I rami neri si piegano sotto il peso
dei fiori gloriosi. Una pioggia di petali
avvolge le nostre ombre.


IN ATTESA DELLA PRIMAVERA

vorrei qualcosa di leggero, un tocco, un segno
sulla fronte. Qualcosa con le caratteristiche
dell’innocenza, che azzeri l’attesa in cambio
del presente, perfonda d’azzurro tutto,
tutto ciò che mi circonda. Esseri viventi e cose
trascesi nel colore, vividi e sublimi.
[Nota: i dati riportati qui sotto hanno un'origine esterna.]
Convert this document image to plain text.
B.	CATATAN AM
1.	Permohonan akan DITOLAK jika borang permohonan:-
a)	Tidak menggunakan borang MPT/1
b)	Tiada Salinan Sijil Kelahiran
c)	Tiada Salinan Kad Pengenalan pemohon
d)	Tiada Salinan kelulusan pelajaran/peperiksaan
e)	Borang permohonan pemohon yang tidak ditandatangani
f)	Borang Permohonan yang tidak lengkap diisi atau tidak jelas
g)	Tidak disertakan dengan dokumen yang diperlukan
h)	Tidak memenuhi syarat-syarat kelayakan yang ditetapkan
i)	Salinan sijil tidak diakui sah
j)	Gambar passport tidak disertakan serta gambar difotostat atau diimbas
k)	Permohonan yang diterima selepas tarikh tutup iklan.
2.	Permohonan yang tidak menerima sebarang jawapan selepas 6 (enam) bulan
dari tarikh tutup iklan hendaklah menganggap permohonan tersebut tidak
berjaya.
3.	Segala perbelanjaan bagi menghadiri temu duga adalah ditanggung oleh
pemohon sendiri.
Tutto così
d’attimo in attimo immortale.


EPPURE È MAGGIO

Senti come il vento scuote le cime dei platani
frusta la ringhiera del balcone
- prigione minore autoimposta dalla futile disciplina
della tristezza.
Fuori, d’altronde, accade di tutto
e sempre lo stesso, per l’ignominia
e il dolore delle genti e di quelli che amo,
fino al mio personale:
la ferita continua della vita e della morte
che incalza e strazia.
Eppure è maggio, e gioco a vantare la luce
e i suoi riflessi, l’effimera bellezza dei fiori,
la macroscopica tavolozza di azzurri del cielo
e del mare ondivagante
o la forza dell’amore, che acquietano,
quand’anche, la calamita ossimorica,
l’eterno contrario che ci travolge.
Sono niente, sono tutto: in venti metri quadri di spazio
infinito, risolto dalle ragioni della geometria
vago
cercando qualcosa da trovare.


SOLSTIZIO

rari amori miei
splendenti come gioielli
incastonati nella collana dei giorni,
ciascuno col suo colore che vibra,
nondimeno la primavera
andrà salutata lo stesso
anche se i fiori più appariscenti
sono come sempre bombe
e morti squarciati
vittime sacrificali di retoriche omicide
lontani/vicini, ovunque
si volga lo sguardo
da questo nostro covile
più o meno tranquillo
che oggi rifulge di sole
e immeritato tepore


I COLORI DI ROMA

grida quel gabbiano
tra i tanti gabbiani:
volteggia ad ali spiegate sul biancore del marmo
nei pressi del fiume,
là dove si piega e si stonda
ad abbracciare i vicoli e le piazze
oltre le cime dei platani che inverdiscono
in questa primavera esitante
che si confonde nel grigio.
Ah, sì! questo grigio di Roma
queste tinte sfumate dei palazzi
che sottendono l’azzurro e l’esplosione dei colori
e che disegnano lo sguardo
inchinandolo alla bellezza,
costringendolo a non vedere altro
a non amare altro:
è qui
è qui il motore immobile la causa apparente

qui

la radice profonda dell’appartenenza
il grido al cielo
l’illusione di eternità


NEL PRATO (*)

perdermi perdermi
nell’erba tra i fiori
compenetrata di colore abbandonarmi
al giallo al verde al viola
che vibrano
nella loro frequenza vibrano
attraversando la mia pelle vibrano

orgasmo dell’esistere così
semplicemente
rosse le guance e le labbra
abbandonata
pura biancovestita
le narici piene degli odori della terra

vi allungherò le dita
perché mettano radici

(*) Il titolo è lo stesso del quadro di C: Monet “Dans la prairie”.



PRIMAVERA COSMICA (*)

Profonda eco inatteso richiamo
come un chiarore si diffonde
nel corpo. Le mani si aprono
gli occhi si spalancano
colmi di liquido stupore.
Guarda come tutto si protende
si inarca fibra dopo fibra si apre
allo sconfinato azzurro

Eccomi sono qui toccami

(*) Il titolo è lo stesso di un quadro di František Kupka.